I have basically two responses to a book I absolutely, ridiculously love. I either make tons of highlights because I just love every single line of prose, or I highlight almost nothing because I’m too caught up in the story. This book is definitely of the second variety. It also hits all of the right notes for me, with a focus on found family, a twisty plot, and just enough romance to keep my HEA-loving heart interested.

“I’m a bounty hunter. I hunt criminals and murderers; I don’t work for them.”

In the few years since the decades-spanning war between the Valovians and the Federated Human Planets ended, Tavi and the remainder of her squad have made a life as bounty hunters. Considering they’re not willing to take the morally grey missions, it keeps them fed – barely – so when a Valovian general offers a ridiculous amount of money for them to recover a missing item, they agree, despite having to enter Valovian space to find it. And while things get off to a rocky start, Torran and his crew seem like generally good people. But Tavi isn’t a fool, and she knows that Torran isn’t telling them the whole story. When the reality turns out to be even worse than they anticipated, will the consequences of their actions lead to a new war?

Hunting down the item is the focus of much of the twisty plot, but it takes about half of the book before Tavi and crew are able to start the job they’re hired for in earnest. Those pages aren’t wasted, though.

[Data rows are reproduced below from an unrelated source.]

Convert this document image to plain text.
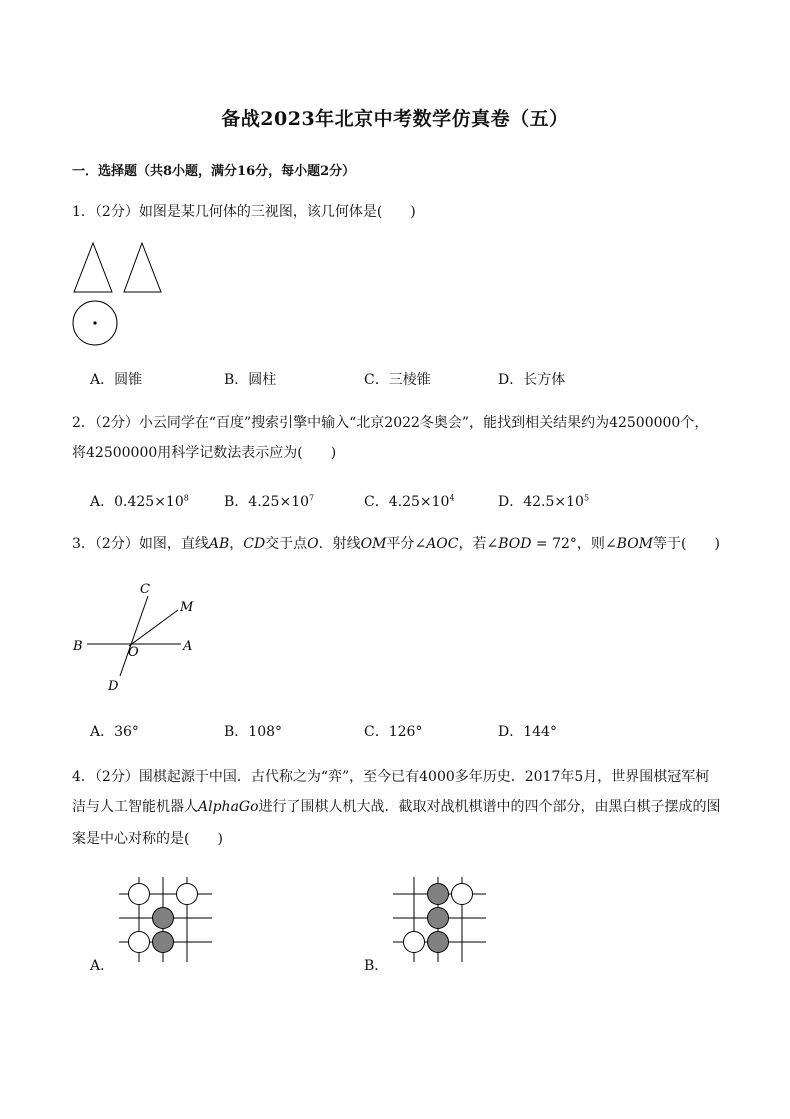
备战2023年北京中考数学仿真卷（五）
一．选择题（共8小题，满分16分，每小题2分）
1．（2分）如图是某几何体的三视图，该几何体是(　　)
A．圆锥	B．圆柱	C．三棱锥	D．长方体
2．（2分）小云同学在“百度”搜索引擎中输入“北京2022冬奥会”，能找到相关结果约为42500000个，
将42500000用科学记数法表示应为(　　)
A．$0.425\times 10^8$	B．$4.25\times 10^7$	C．$4.25\times 10^4$	D．$42.5\times 10^5$
3．（2分）如图，直线AB，CD交于点O．射线OM平分∠AOC，若∠BOD = 72°，则∠BOM等于(　　)
C
M
B	O	A
D
A．36°	B．108°	C．126°	D．144°
4．（2分）围棋起源于中国．古代称之为“弈”，至今已有4000多年历史．2017年5月，世界围棋冠军柯
洁与人工智能机器人AlphaGo进行了围棋人机大战．截取对战机棋谱中的四个部分，由黑白棋子摆成的图
案是中心对称的是(　　)
A．	B．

They’re used to build the relationship between Tavi’s crew and the Volvians, to show us what kind of people Tavi and Torran are and all the rough edges the war has left on all of them. And while this book is full of enough action to warm my scifi-battle-loving heart, where it really excels is these character relationships. Through chores, binge-watching shows and communal meals, the two crews bond and figure out that while cultural differences can still trip them up, they’re a lot more similar than they thought. I especially loved the focus on food as a source of community, on how cooking is a form of care and how that care can form the basis of trust and (just maybe) love.

“If I needed help burying a body, Eli would silently grab a shovel and start digging while Kee erased all evidence of the crime.
I would do the same for them.”

As for the individual characters, I especially loved Tavi’s crew. Kee and Eli are polar opposites, with Kee being a rainbow-haired ray of sunshine while Eli’s the smoldering pessimist, but there’s no doubt they care deeply for each other even if they disagree. As for Luna, the fourth member of the crew? Well, Kee beat her out as my favorite, but just barely. Torran’s crew also had some interesting characters, but as the story is told solely from Tavi’s first person POV, we don’t get the same depth of familiarity with them as with her crew.

As for the romance, like the recovery plot, it’s extremely slow burn. After all, at the start of the book, they’re essentially mortal enemies, as both are considered heroes by their people and war criminals (at best) by the other’s. It takes a lot of work to build up the level of trust necessary to turn that into a believable HEA, and the author did that phenomenally well. Valovian culture has an interesting take on apologies, one that forces Tavi to confront some of her own issues, and there’s also a focus on consent that was seamless and quite sweet.

Overall, I adored this book, and I am beyond glad that the next in the series is coming out this year. This author gets better with every book and I can’t wait to see what she comes up with next!